Which is why I found a discussion about “is the pop-up overrated?” extremely titillating. I’ve learned—from people who’ve surfed many-a-year, and coached even longer—that the pop-up is for losers. Because, according to some, surfing is 95% positioning and reading waves.
Listen. I’m not arguing that surfing isn’t 80% paddling, 85% reading waves, and being in the right spot at the right time. I know that doesn’t add up. What I am arguing is that 10% is being comfortable in the lineup, staying assertive, taking the waves that are due, and not fucking them up for anyone else. And if you can’t pop up quickly enough, chances are you’ll waste a wave. And waves are precious.
As someone said: “It’s hard to get better at pop-ups without catching waves. But catching waves can be pretty intimidating if you don’t have confidence in your pop-up.”
It’s hard to disagree that the pop-up is absolutely fundamental to surfing. Unless you’re knee-surfing or bodyboarding, of course.
Another quote: “You can be great at reading waves and have perfect positioning, but if you can’t get from your stomach to your feet, then you can’t surf.”
I’ve heard the counterarguments. Look at the old timers—they have super slow pop-ups, sometimes even putting knees on the board, but because they can read the waves, they get them every time.
Dude, I can also put my knees on the board in Waikiki or Malibu, but that won’t work at my local break.
It seems to me that the people who believe the pop-up is overrated are the people who never had a problem with it.
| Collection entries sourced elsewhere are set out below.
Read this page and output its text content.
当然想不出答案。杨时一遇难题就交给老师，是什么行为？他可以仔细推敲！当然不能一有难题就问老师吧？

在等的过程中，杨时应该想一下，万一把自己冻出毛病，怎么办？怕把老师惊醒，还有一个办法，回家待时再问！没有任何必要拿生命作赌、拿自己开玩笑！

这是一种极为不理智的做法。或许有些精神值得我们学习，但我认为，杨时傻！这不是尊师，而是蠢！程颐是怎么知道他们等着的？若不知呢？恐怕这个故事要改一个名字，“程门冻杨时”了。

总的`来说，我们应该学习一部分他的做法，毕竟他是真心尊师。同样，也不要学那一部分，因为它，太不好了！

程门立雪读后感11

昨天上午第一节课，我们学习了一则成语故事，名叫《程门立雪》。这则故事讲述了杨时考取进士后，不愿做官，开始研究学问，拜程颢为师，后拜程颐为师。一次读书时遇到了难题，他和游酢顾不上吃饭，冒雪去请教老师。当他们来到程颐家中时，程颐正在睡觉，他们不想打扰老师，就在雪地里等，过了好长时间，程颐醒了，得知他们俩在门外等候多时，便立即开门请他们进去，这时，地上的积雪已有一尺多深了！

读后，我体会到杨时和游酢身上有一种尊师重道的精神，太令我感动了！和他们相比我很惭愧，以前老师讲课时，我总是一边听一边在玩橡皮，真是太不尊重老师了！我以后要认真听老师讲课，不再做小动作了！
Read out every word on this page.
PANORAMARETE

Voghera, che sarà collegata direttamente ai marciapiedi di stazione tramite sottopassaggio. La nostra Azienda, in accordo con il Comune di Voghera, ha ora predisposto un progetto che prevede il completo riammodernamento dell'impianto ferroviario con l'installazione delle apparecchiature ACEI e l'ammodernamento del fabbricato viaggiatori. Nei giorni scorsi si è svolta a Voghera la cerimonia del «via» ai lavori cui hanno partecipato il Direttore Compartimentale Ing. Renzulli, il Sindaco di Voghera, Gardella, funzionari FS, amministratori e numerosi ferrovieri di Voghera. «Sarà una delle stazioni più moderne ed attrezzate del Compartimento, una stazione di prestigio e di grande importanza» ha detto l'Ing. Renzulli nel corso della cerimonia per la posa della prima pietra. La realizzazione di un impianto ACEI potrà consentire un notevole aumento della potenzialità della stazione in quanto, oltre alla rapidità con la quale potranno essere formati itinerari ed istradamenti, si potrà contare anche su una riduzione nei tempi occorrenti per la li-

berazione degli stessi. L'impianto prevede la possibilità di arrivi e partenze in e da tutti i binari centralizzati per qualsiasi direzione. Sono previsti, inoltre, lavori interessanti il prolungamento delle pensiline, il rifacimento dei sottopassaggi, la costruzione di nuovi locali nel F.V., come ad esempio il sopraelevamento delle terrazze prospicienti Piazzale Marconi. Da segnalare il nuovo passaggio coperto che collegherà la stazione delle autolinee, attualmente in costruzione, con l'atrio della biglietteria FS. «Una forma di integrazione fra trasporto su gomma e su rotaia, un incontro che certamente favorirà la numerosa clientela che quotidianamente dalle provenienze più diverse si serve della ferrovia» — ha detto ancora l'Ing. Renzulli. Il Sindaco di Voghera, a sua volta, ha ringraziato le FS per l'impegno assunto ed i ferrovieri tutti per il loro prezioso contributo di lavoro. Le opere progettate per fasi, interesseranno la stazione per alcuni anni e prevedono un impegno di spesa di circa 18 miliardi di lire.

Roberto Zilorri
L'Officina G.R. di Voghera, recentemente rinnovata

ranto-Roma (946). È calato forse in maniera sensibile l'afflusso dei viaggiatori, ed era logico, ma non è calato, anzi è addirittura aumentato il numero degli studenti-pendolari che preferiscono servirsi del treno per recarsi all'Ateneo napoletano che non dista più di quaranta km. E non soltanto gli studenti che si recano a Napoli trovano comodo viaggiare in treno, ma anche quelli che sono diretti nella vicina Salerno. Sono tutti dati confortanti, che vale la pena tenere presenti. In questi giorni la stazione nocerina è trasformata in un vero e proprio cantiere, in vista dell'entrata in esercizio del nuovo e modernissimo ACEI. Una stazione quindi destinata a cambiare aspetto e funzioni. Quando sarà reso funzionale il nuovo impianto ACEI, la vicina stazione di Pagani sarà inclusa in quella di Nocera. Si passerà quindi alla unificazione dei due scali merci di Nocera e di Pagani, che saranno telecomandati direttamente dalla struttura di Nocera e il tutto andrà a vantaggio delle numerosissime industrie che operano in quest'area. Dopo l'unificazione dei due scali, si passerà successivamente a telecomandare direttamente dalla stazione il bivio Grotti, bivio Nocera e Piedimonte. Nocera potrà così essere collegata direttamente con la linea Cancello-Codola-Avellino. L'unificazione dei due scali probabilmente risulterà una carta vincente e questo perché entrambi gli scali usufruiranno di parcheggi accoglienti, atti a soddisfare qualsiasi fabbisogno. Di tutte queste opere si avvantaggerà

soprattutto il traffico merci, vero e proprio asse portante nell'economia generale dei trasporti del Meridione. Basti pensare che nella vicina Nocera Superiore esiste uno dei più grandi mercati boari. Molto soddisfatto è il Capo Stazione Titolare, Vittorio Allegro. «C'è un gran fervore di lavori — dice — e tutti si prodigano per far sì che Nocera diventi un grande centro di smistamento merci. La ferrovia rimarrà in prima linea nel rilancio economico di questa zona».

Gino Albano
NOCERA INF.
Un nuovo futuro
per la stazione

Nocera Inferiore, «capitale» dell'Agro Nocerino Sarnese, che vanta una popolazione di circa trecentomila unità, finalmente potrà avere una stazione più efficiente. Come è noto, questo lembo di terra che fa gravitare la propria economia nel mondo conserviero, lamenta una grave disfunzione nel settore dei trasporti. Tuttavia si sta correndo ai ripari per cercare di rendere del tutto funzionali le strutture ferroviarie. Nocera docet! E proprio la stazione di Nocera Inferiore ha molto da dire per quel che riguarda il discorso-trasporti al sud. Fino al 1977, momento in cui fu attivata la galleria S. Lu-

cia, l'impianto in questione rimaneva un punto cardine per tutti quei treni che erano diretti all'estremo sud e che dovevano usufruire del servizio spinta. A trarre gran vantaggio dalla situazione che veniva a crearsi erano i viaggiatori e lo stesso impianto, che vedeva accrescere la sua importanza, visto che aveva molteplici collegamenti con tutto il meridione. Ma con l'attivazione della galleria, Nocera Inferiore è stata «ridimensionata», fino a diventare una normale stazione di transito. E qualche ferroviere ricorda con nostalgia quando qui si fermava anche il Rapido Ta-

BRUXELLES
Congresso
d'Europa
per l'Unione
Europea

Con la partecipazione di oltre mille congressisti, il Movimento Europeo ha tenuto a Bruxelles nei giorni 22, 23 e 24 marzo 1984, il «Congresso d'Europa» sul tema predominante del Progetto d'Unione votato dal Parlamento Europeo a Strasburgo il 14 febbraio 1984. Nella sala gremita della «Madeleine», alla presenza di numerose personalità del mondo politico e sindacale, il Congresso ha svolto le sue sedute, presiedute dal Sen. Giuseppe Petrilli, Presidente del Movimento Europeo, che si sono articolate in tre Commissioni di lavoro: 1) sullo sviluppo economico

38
I don’t have to look far for an example: my husband and I started surfing at the same time. He can literally jump up on the board while I perform a slowish step-on, with my back knee so close to the board that I sometimes get stuck on it. Every time he mentions that I’m too obsessed with the pop-up, I turn homicidal.
Don’t get me wrong. I’m totally against the typical ways surfing is taught these days—especially in the first lesson. Pushing people into waves, making the pop-up the Holy Grail. “We guarantee you’ll stand up in your first lesson!”
If I had to do it all over again, I would’ve started with bodysurfing and bodyboarding. Thanks to Reddit, I came across a video from Surf Simply targeted at surf instructors. (Surf Simply is a surf coaching resort in Nosara, Costa Rica that I don’t know who can afford—$16K for a week for a couple—but they have some useful, free content.)
Surf Simply’s approach is exactly how I would’ve learned to surf today: getting used to paddling and catching a wave or whitewash, trimming the wave on my belly, carving, changing direction—and only then focusing on my pop-up.
Alas, I don’t have a time machine, so I’m stuck with my slow pop-up. My fault entirely. Because doing a few push-ups a day and some slide-ins wouldn’t kill me—but I seem to avoid them like the plague.